Somali lawmakers extend their mandate

February 3, 2011 12:00 am

, MOGADISHU, Feb 3 – Somalia\’s transitional parliament Thursday extended its own mandate by three years, speaker Sharif Hassan Sheikh Adan said.

The mandate of the 550-strong body had been due to expire alongside that of the transitional government (TFG) in August of this year.

Of the 436 MPs at the venue, 421 endorsed the extension.

"Parliament will carry out huge reforms in order to serve the people of Somalia," Adan said, insisting the move would "save Somalia from anarchy."

"This is a victory for future Somali democracy," he said.

Adan said parliament will elect a president and a speaker in the last stages of the expiry of its mandate, probably in July.

Parliament was supposed to be dormant for the last six months of its mandate, meaning that without the extension starting February it would not have been able to pass legislation.

According to the transitional federal charter, the extension of the parliament\’s mandate requires a broader consultation and some Somali officials, as well as the TFG\’s foreign partners, are expected to challenge the move.

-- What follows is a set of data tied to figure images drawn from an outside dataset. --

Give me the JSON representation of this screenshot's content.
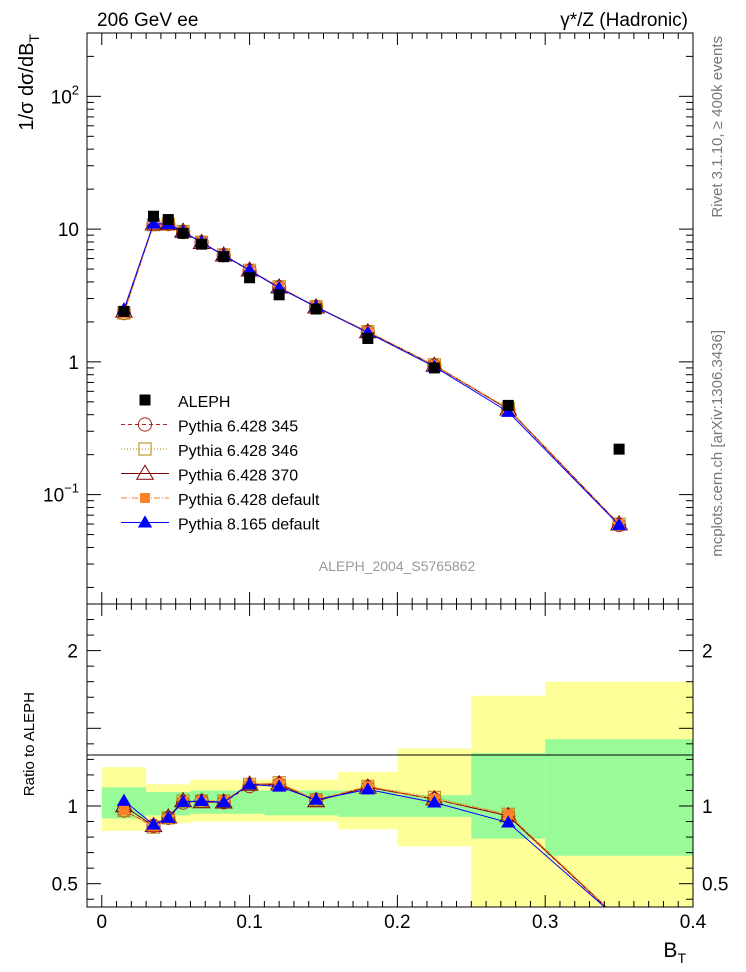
{
  "header": {
    "energy_label": "206 GeV ee",
    "process_label": "γ*/Z (Hadronic)"
  },
  "side_labels": {
    "rivet": "Rivet 3.1.10, ≥ 400k events",
    "mcplots": "mcplots.cern.ch [arXiv:1306.3436]"
  },
  "analysis_label": "ALEPH_2004_S5765862",
  "axes": {
    "ylabel_main": "1/σ dσ/dB",
    "ylabel_main_sub": "T",
    "ylabel_ratio": "Ratio to ALEPH",
    "xlabel": "B",
    "xlabel_sub": "T"
  },
  "colors": {
    "data": "#000000",
    "p345": "#b22222",
    "p346": "#b8860b",
    "p370": "#800000",
    "pdef": "#ff7f24",
    "p8": "#0000ff",
    "band_inner": "#98fb98",
    "band_outer": "#ffff99"
  },
  "chart_data": {
    "type": "line",
    "xlim": [
      -0.01,
      0.4
    ],
    "ylim_main": [
      0.015,
      300
    ],
    "ylim_ratio": [
      0.35,
      2.3
    ],
    "y_scale_main": "log",
    "x_ticks": [
      0,
      0.1,
      0.2,
      0.3,
      0.4
    ],
    "x_tick_labels": [
      "0",
      "0.1",
      "0.2",
      "0.3",
      "0.4"
    ],
    "y_ticks_main": [
      {
        "v": 100,
        "base": "10",
        "exp": "2"
      },
      {
        "v": 10,
        "base": "10",
        "exp": ""
      },
      {
        "v": 1,
        "base": "1",
        "exp": ""
      },
      {
        "v": 0.1,
        "base": "10",
        "exp": "−1"
      }
    ],
    "y_ticks_ratio": [
      {
        "v": 2,
        "label": "2"
      },
      {
        "v": 1,
        "label": "1"
      },
      {
        "v": 0.5,
        "label": "0.5"
      }
    ],
    "bins": [
      {
        "lo": 0.0,
        "hi": 0.03,
        "x": 0.015
      },
      {
        "lo": 0.03,
        "hi": 0.04,
        "x": 0.035
      },
      {
        "lo": 0.04,
        "hi": 0.05,
        "x": 0.045
      },
      {
        "lo": 0.05,
        "hi": 0.06,
        "x": 0.055
      },
      {
        "lo": 0.06,
        "hi": 0.075,
        "x": 0.0675
      },
      {
        "lo": 0.075,
        "hi": 0.09,
        "x": 0.0825
      },
      {
        "lo": 0.09,
        "hi": 0.11,
        "x": 0.1
      },
      {
        "lo": 0.11,
        "hi": 0.13,
        "x": 0.12
      },
      {
        "lo": 0.13,
        "hi": 0.16,
        "x": 0.145
      },
      {
        "lo": 0.16,
        "hi": 0.2,
        "x": 0.18
      },
      {
        "lo": 0.2,
        "hi": 0.25,
        "x": 0.225
      },
      {
        "lo": 0.25,
        "hi": 0.3,
        "x": 0.275
      },
      {
        "lo": 0.3,
        "hi": 0.4,
        "x": 0.35
      }
    ],
    "data": {
      "name": "ALEPH",
      "values": [
        2.4,
        12.5,
        11.8,
        9.3,
        7.7,
        6.2,
        4.3,
        3.2,
        2.5,
        1.5,
        0.9,
        0.47,
        0.22
      ]
    },
    "band_inner": [
      {
        "lo": 0.0,
        "hi": 0.03,
        "min": 0.92,
        "max": 1.12
      },
      {
        "lo": 0.03,
        "hi": 0.06,
        "min": 0.94,
        "max": 1.09
      },
      {
        "lo": 0.06,
        "hi": 0.11,
        "min": 0.95,
        "max": 1.1
      },
      {
        "lo": 0.11,
        "hi": 0.16,
        "min": 0.94,
        "max": 1.1
      },
      {
        "lo": 0.16,
        "hi": 0.2,
        "min": 0.93,
        "max": 1.1
      },
      {
        "lo": 0.2,
        "hi": 0.25,
        "min": 0.93,
        "max": 1.07
      },
      {
        "lo": 0.25,
        "hi": 0.3,
        "min": 0.79,
        "max": 1.34
      },
      {
        "lo": 0.3,
        "hi": 0.4,
        "min": 0.68,
        "max": 1.43
      }
    ],
    "band_outer": [
      {
        "lo": 0.0,
        "hi": 0.03,
        "min": 0.84,
        "max": 1.25
      },
      {
        "lo": 0.03,
        "hi": 0.06,
        "min": 0.89,
        "max": 1.14
      },
      {
        "lo": 0.06,
        "hi": 0.11,
        "min": 0.9,
        "max": 1.17
      },
      {
        "lo": 0.11,
        "hi": 0.16,
        "min": 0.9,
        "max": 1.17
      },
      {
        "lo": 0.16,
        "hi": 0.2,
        "min": 0.85,
        "max": 1.22
      },
      {
        "lo": 0.2,
        "hi": 0.25,
        "min": 0.74,
        "max": 1.37
      },
      {
        "lo": 0.25,
        "hi": 0.3,
        "min": 0.35,
        "max": 1.71
      },
      {
        "lo": 0.3,
        "hi": 0.4,
        "min": 0.35,
        "max": 1.8
      }
    ],
    "series": [
      {
        "key": "p345",
        "name": "Pythia 6.428 345",
        "colorKey": "p345",
        "marker": "circle-open",
        "dash": "4,3",
        "values": [
          2.33,
          10.9,
          10.9,
          9.5,
          7.95,
          6.35,
          4.85,
          3.65,
          2.6,
          1.68,
          0.94,
          0.44,
          0.059
        ]
      },
      {
        "key": "p346",
        "name": "Pythia 6.428 346",
        "colorKey": "p346",
        "marker": "square-open",
        "dash": "1,2",
        "values": [
          2.33,
          10.8,
          10.9,
          9.6,
          7.95,
          6.4,
          4.9,
          3.68,
          2.6,
          1.69,
          0.95,
          0.445,
          0.06
        ]
      },
      {
        "key": "p370",
        "name": "Pythia 6.428 370",
        "colorKey": "p370",
        "marker": "triangle-open",
        "dash": "",
        "values": [
          2.4,
          10.9,
          10.95,
          9.6,
          7.9,
          6.35,
          4.9,
          3.65,
          2.58,
          1.68,
          0.94,
          0.44,
          0.06
        ]
      },
      {
        "key": "pdef",
        "name": "Pythia 6.428 default",
        "colorKey": "pdef",
        "marker": "square-filled",
        "dash": "6,2,1,2",
        "values": [
          2.33,
          10.85,
          10.85,
          9.55,
          7.95,
          6.4,
          4.9,
          3.67,
          2.6,
          1.69,
          0.94,
          0.445,
          0.06
        ]
      },
      {
        "key": "p8",
        "name": "Pythia 8.165 default",
        "colorKey": "p8",
        "marker": "triangle-filled",
        "dash": "",
        "values": [
          2.48,
          11.0,
          10.9,
          9.55,
          7.95,
          6.35,
          4.9,
          3.6,
          2.6,
          1.66,
          0.92,
          0.42,
          0.059
        ]
      }
    ],
    "legend": [
      {
        "label": "ALEPH"
      },
      {
        "label": "Pythia 6.428 345"
      },
      {
        "label": "Pythia 6.428 346"
      },
      {
        "label": "Pythia 6.428 370"
      },
      {
        "label": "Pythia 6.428 default"
      },
      {
        "label": "Pythia 8.165 default"
      }
    ]
  }
}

Somalia\’s parliament numbered 275 MPs from 2004 to 2009 but an extra 275 seats were added in order to accommodate the Islamist opposition headed by current president Sharif Sheikh Ahmed.

The Western-backed government was formed in neighbouring Kenya in 2004 and was to have adopted a new constitution and prepared for elections during the interim period.

However, Somalia\’s relentless fighting and the emergence of a powerful Islamist movement that has heavily curtailed the government\’s authority has hindered progress.

At last weekend\’s African Union summit, AU chief Jean Ping accused the transitional government of having made little headway.

Al Qaeda-inspired Shebab insurgents have over the past three years waged a deadly war to topple the government, which only controls a few streets in Mogadishu under the protection of a contingent of AU forces.

Somalia has lacked an effective central government since the ouster of president Mohamed Siad Barre 20 years ago unleashed bloody violence.